Глаза Соловьёва повлажнели. Он долго задумчиво молчал.

— И вот ещё что… Завершая „Булычова“, выпивая, я — водку, он — уже газировку, он и в Костроме в экспедиции ни грамма не выпил, мы поклялись работать вместе. Во мне была такая наивнейшая уверенность в том, что режиссёр что хочет, то и делает, и мы непременно будем работать, а сейчас просто так, разминались, вот впереди!.. Но в следующий раз у меня получилось только через двадцать пять лет пригласить его на „Дом под звёздным небом“. Я специально для него писал сценарий, отнёс ему почитать. Он позвал меня через три дня, сидели у него в кабинете, вот тут на Пушкинской, у письменного стола под лампой. Он говорит: „Серёжа, я ничего в твоём сценарии не понял. Вообще ни одного слова. Но, конечно, я буду сниматься“. И мы с ним очень нежно и хорошо отработали эту картину… Но каждый раз, с ним встречаясь, я говорил: „Михаил Александрович! Давайте поставим в театре, у вас или в каком-нибудь другом, но обязательно с вами в заглавной роли английскую пьесу ‘Человек на все времена’“. Он: „Да это через худсовет надо пробивать, то, сё…“

— А что за пьеса? Я, честно скажу, не читал.

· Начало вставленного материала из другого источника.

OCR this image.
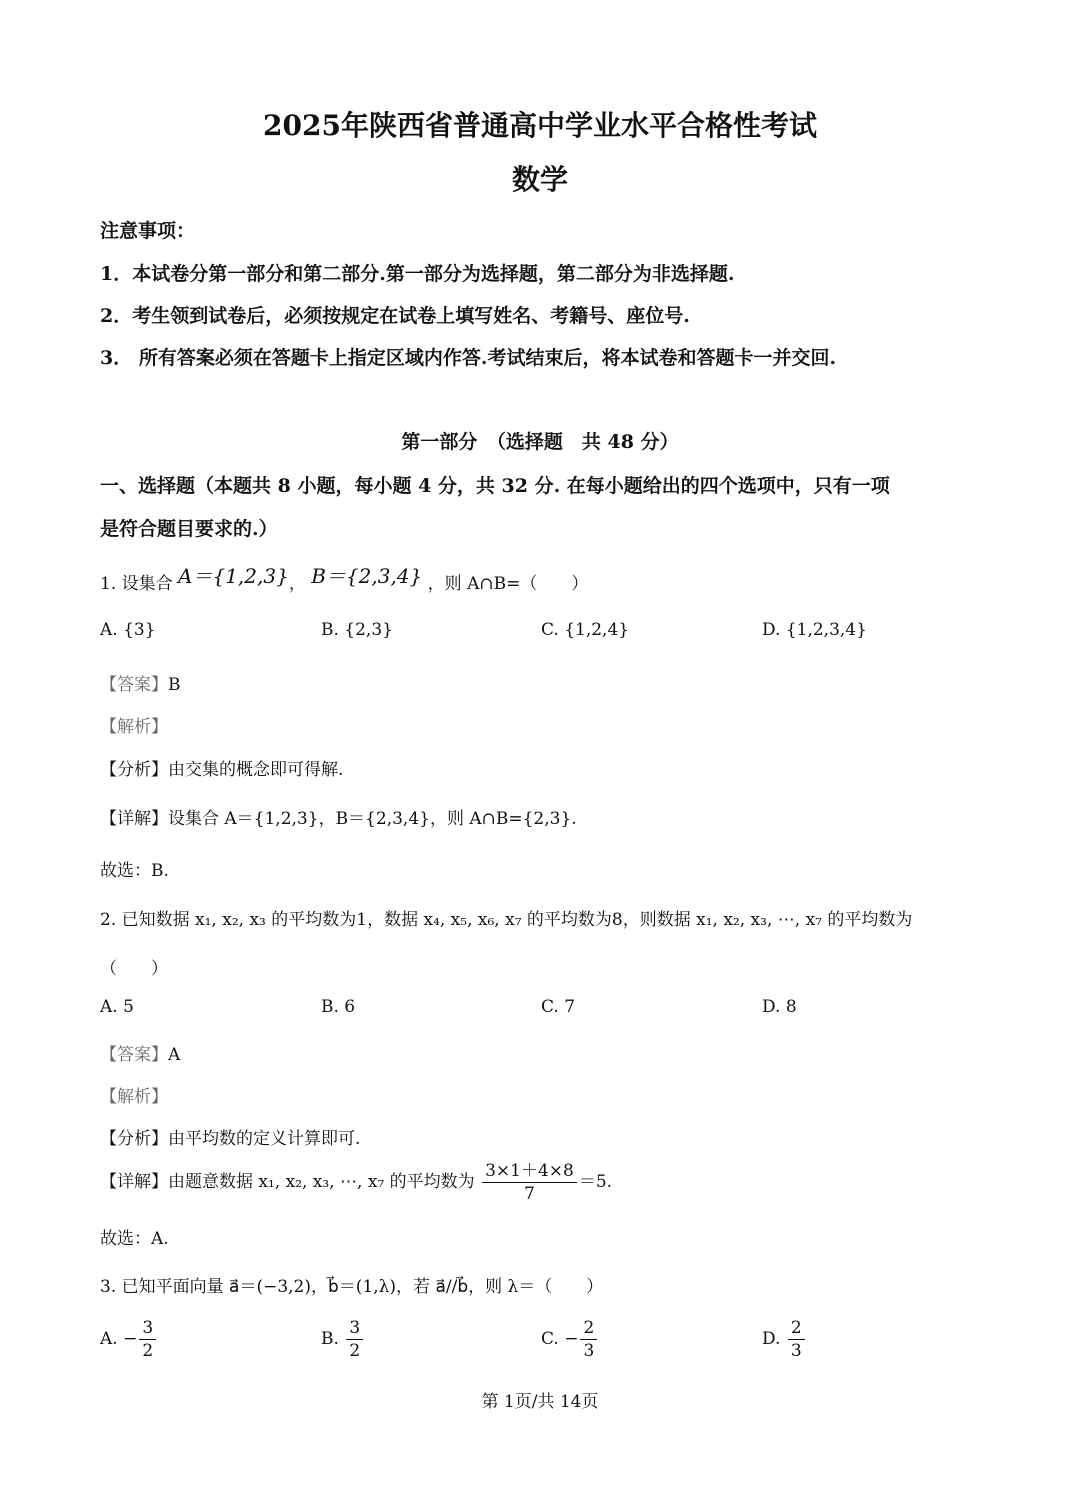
2025年陕西省普通高中学业水平合格性考试
数学
注意事项：
1．本试卷分第一部分和第二部分.第一部分为选择题，第二部分为非选择题.
2．考生领到试卷后，必须按规定在试卷上填写姓名、考籍号、座位号.
3． 所有答案必须在答题卡上指定区域内作答.考试结束后，将本试卷和答题卡一并交回.
第一部分　（选择题　共 48 分）
一、选择题（本题共 8 小题，每小题 4 分，共 32 分. 在每小题给出的四个选项中，只有一项
是符合题目要求的.）
1. 设集合 A＝{1,2,3}， B＝{2,3,4} ，则 A∩B=（　　）
A. {3}	B. {2,3}	C. {1,2,4}	D. {1,2,3,4}
【答案】B
【解析】
【分析】由交集的概念即可得解.
【详解】设集合 A＝{1,2,3}，B＝{2,3,4}，则 A∩B={2,3}.
故选：B.
2. 已知数据 x₁, x₂, x₃ 的平均数为1，数据 x₄, x₅, x₆, x₇ 的平均数为8，则数据 x₁, x₂, x₃, ⋯, x₇ 的平均数为
（　　）
A. 5	B. 6	C. 7	D. 8
【答案】A
【解析】
【分析】由平均数的定义计算即可.
【详解】由题意数据 x₁, x₂, x₃, ⋯, x₇ 的平均数为 $\frac{3\times 1+4\times 8}{7} =5$.
故选：A.
3. 已知平面向量 a⃗＝(−3,2)，b⃗＝(1,λ)，若 a⃗//b⃗，则 λ＝（　　）
A. − $\frac{3}{2}$	B. $\frac{3}{2}$	C. − $\frac{2}{3}$	D. $\frac{2}{3}$
第 1页/共 14页
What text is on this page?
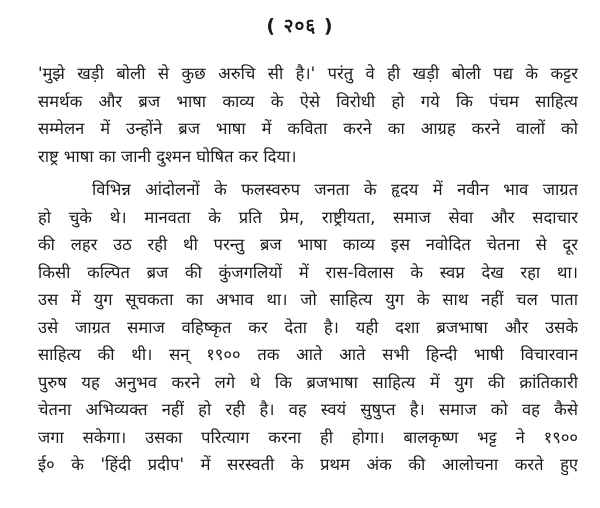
( २०६ )
'मुझे खड़ी बोली से कुछ अरुचि सी है।' परंतु वे ही खड़ी बोली पद्य के कट्टर
समर्थक और ब्रज भाषा काव्य के ऐसे विरोधी हो गये कि पंचम साहित्य
सम्मेलन में उन्होंने ब्रज भाषा में कविता करने का आग्रह करने वालों को
राष्ट्र भाषा का जानी दुश्मन घोषित कर दिया।
विभिन्न आंदोलनों के फलस्वरुप जनता के हृदय में नवीन भाव जाग्रत
हो चुके थे। मानवता के प्रति प्रेम, राष्ट्रीयता, समाज सेवा और सदाचार
की लहर उठ रही थी परन्तु ब्रज भाषा काव्य इस नवोदित चेतना से दूर
किसी कल्पित ब्रज की कुंजगलियों में रास-विलास के स्वप्न देख रहा था।
उस में युग सूचकता का अभाव था। जो साहित्य युग के साथ नहीं चल पाता
उसे जाग्रत समाज वहिष्कृत कर देता है। यही दशा ब्रजभाषा और उसके
साहित्य की थी। सन् १९०० तक आते आते सभी हिन्दी भाषी विचारवान
पुरुष यह अनुभव करने लगे थे कि ब्रजभाषा साहित्य में युग की क्रांतिकारी
चेतना अभिव्यक्त नहीं हो रही है। वह स्वयं सुषुप्त है। समाज को वह कैसे
जगा सकेगा। उसका परित्याग करना ही होगा। बालकृष्ण भट्ट ने १९००
ई० के 'हिंदी प्रदीप' में सरस्वती के प्रथम अंक की आलोचना करते हुए
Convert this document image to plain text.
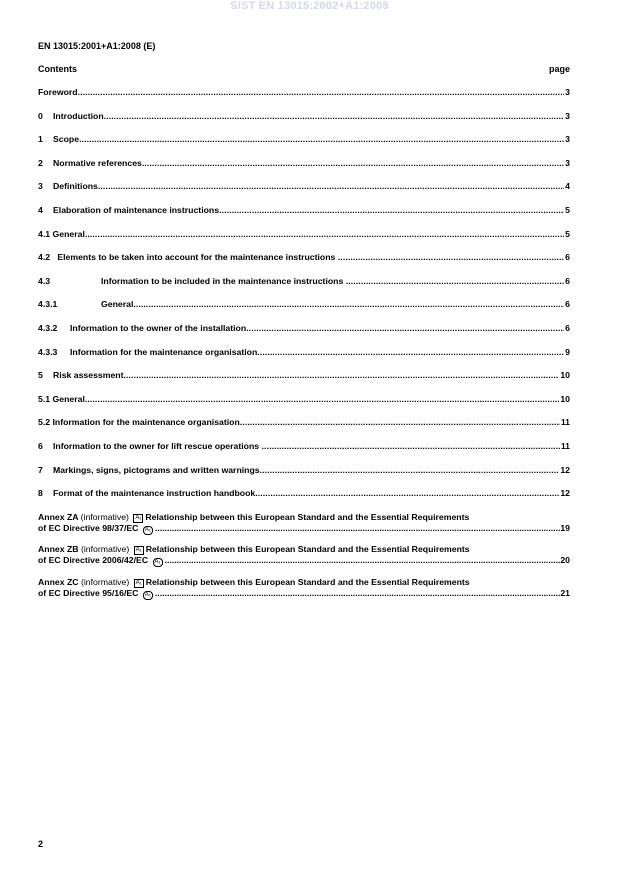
SIST EN 13015:2002+A1:2008
EN 13015:2001+A1:2008 (E)
Contents	page
Foreword .....	3
0 Introduction .....	3
1 Scope .....	3
2 Normative references .....	3
3 Definitions .....	4
4 Elaboration of maintenance instructions .....	5
4.1 General .....	5
4.2 Elements to be taken into account for the maintenance instructions .....	6
4.3	Information to be included in the maintenance instructions .....	6
4.3.1	General .....	6
4.3.2 Information to the owner of the installation .....	6
4.3.3 Information for the maintenance organisation .....	9
5 Risk assessment .....	10
5.1 General .....	10
5.2 Information for the maintenance organisation .....	11
6 Information to the owner for lift rescue operations .....	11
7 Markings, signs, pictograms and written warnings .....	12
8 Format of the maintenance instruction handbook .....	12
Annex ZA (informative) A₁ Relationship between this European Standard and the Essential Requirements
of EC Directive 98/37/EC
	A₁ .....	19
Annex ZB (informative) A₁ Relationship between this European Standard and the Essential Requirements
of EC Directive 2006/42/EC
	A₁ .....	20
Annex ZC (informative) A₁ Relationship between this European Standard and the Essential Requirements
of EC Directive 95/16/EC
	A₁ .....	21
2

— Я и сам не читал. Просто рассказывал кто-то. Но мне было достаточно названия. Потому что Михаил Александрович Ульянов — это и есть человек на все времена. И теперь уж я не буду читать этой пьесы. Для памяти об Ульянове мне будет достаточно названия».



— …Как не мог ничего изменить и в ходе своей неизлечимой болезни, — повторил Ульянов. — Вот и в фильме Сергея Соловьёва о Башкирцеве — тот же трагизм понимания и бездействия. И вовсе не от страха или слабости бездействие. Но от неумения сопротивляться обстоятельствам.

— Собственно, и «Гамлет» об этом.

— Да, конечно. Но у нас как-то особенно… Может быть, потому что нам, русским, так кажется. А грекам или сербам, скажем, или немцам казалось бы, что у них всё гораздо глубже и трагичнее… Не знаю. Но очевидно, что слишком много насилия пережил наш народ за свою историю. И за дальнюю — при нашествиях, войнах, при крепостном праве. И за ближнюю. Целые поколения народились, равнодушно приемлющие всё, что ни пошлёт раньше партия и правительство, в новые времена, вроде бы, президенты, ничего не решающие и не значащие, то и дело сменяемые правительства и шутовской парламент…

— Вы считаете наш парламент шутовским?

— Ты к словам-то не цепляйся, я это не для публикации… Впрочем, публикуй, если сочтёшь нужным, дело твоё. Петр Великий держал шутов, императрица Анна Иоанновна, у которой в шутах даже Рюриковичи ходили, Голицын, другие… Но о чём мы?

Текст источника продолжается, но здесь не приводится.